Lebih lanjut jelasnya, hakim PTUN hanya bisa membatalkan Keputusan Bupati tersebut jika warga masyarakat yang menggugat bisa membuktikan bahwa SK Bupati tersebut cacat wewenang, cacat prosedur dan/atau cacat substansi.

Disebutnya lagi, undang-Undang tentang Administrasi Pemerintahan dibuat untuk meningkatkan kualitas penyelenggaraan pemerintahan melalui penggunaan wewenang Pejabat TUN yang mengacu pada asas-asas umum permerintahan yang baik dan berdasarkan ketentuan peraturan perundang – undangan.

“Kalau kita membaca dengan cermat UU tentang Administrasi Pemerintahan itu, tidak ada satu pun pasal yang memberikan wewenang kepada Wakil Bupati untuk menghentikan apalagi membatalkan keputusan seorang Bupati

Sambung Edi, wewenang untuk membatalkan SK Bupati diberikan oleh UU kepada atasan pejabat TUN yang menerbitkan SK tersebut. Tetapi, wewenang atasan itu hanya berlaku paling lama 5 (lima) hari kerja sejak ditemukannya alasan pembatalan. Itupun atasan pejabat TUN itu harus bisa membuktikan adanya cacat wewenang, cacat prosedur dan/atau cacat substansi dalam SK Penetapan Lokasi tersebut.

SK Penetapan Lokasi yang ditandatangani oleh Bupati Manggarai itu, tegas Edi tetap sah dan tetap berlaku sampai saat ini walaupun ada pernyataan lisan oleh wakil Bupati Heri Ngabut, saat menerima kehadiran sejumlah warga mengatasnamakan Aliansi Masyarakat Adat Poco Leok. Apalagi kata Edi, tidak ada warga masyarakat yang menggugat pembatalan SK Penetapan Lokasi itu ke PTUN.

“Sekalipun ada gugatan, tidak serta-merta pula SK Penetapan Lokasi itu ditunda pemberlakuannya. Bagi orang yang dulu pada waktu kuliah mengambil mata kuliah Hukum Administrasi Negara, Hukum Tata Pemerintahan, Hukum Tata Usaha Negara, Hukum Adminitrasi Pemerintahan, atau apapun namanya, dikenal sebuah adagium universal yang berbunyi: presumptio iustae causa, artinya: setiap keputusan Badan atau Pejabat TUN, termasuk keputusan Bupati, dianggap sah dan tetap berlaku serta harus dijalankan. Kecuali ada keputusan lain yang menyatakan batal atau tidak sah, atau ada putusan pengadilan yang berkekuatan hukum tetap yang membatalkan atau menyatakan tidak sah,” ucap Edi.
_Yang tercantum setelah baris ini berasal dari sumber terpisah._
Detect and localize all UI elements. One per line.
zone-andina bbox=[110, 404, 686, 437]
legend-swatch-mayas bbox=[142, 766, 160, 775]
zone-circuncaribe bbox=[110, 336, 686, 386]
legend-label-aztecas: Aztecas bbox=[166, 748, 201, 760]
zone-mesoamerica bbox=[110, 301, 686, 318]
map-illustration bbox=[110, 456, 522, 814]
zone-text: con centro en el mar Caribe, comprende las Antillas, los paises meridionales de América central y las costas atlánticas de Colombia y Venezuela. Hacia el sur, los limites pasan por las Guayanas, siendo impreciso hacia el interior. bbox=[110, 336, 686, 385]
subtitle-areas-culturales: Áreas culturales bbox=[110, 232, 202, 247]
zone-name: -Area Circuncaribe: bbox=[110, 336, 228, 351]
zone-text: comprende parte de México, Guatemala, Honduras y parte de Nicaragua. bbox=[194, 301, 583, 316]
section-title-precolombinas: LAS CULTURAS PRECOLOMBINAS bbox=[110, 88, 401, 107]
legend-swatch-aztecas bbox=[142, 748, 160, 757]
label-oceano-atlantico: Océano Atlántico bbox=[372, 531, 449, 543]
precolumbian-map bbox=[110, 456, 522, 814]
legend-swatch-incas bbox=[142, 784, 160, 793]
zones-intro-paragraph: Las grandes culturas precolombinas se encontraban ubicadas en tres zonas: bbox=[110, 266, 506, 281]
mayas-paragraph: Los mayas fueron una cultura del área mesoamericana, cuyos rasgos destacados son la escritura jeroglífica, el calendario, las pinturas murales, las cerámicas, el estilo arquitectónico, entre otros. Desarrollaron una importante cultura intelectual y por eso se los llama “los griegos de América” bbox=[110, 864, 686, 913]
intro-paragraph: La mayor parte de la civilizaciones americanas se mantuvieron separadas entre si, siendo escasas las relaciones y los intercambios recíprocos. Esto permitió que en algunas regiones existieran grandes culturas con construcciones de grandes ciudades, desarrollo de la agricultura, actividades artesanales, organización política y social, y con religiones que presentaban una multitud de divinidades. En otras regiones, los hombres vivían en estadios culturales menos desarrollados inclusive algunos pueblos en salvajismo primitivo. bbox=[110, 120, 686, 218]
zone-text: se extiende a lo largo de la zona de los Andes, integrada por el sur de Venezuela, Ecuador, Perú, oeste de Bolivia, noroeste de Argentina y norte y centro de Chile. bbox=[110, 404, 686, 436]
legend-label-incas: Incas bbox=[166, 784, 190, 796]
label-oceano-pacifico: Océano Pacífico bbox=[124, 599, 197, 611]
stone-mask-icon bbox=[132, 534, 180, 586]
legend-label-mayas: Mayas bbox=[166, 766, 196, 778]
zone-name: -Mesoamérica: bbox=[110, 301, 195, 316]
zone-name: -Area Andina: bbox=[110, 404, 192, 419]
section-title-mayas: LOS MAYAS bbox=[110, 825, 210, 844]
Dikatakan sebagai adagium universal, karena hampir semua negara di dunia mengadopsi asas hukum atau prinsip hukum seperti itu. Bahkan kalau ada gugatan pembatalan ke PTUN sekalipun, tidak serta-merta menunda berlakunya SK tersebut. Di Indonesia, asas hukum tersebut diatur dalam Pasal 67 ayat (1) Undang-Undang No. 5 Tahun 1986 sebagaimana telah diubah untuk kedua kalinya dengan Undang-Undang No. 51 Tahun 2009 tentang Peradilan Tata Usaha Negara, yang berbunyi: “Gugatan tidak menunda atau menghalangi dilaksanakannya Keputusan Badan atau Pejabat Tata Usaha Negara serta tindakan Badan atau Pejabat Tata Usaha Negara yang digugat”.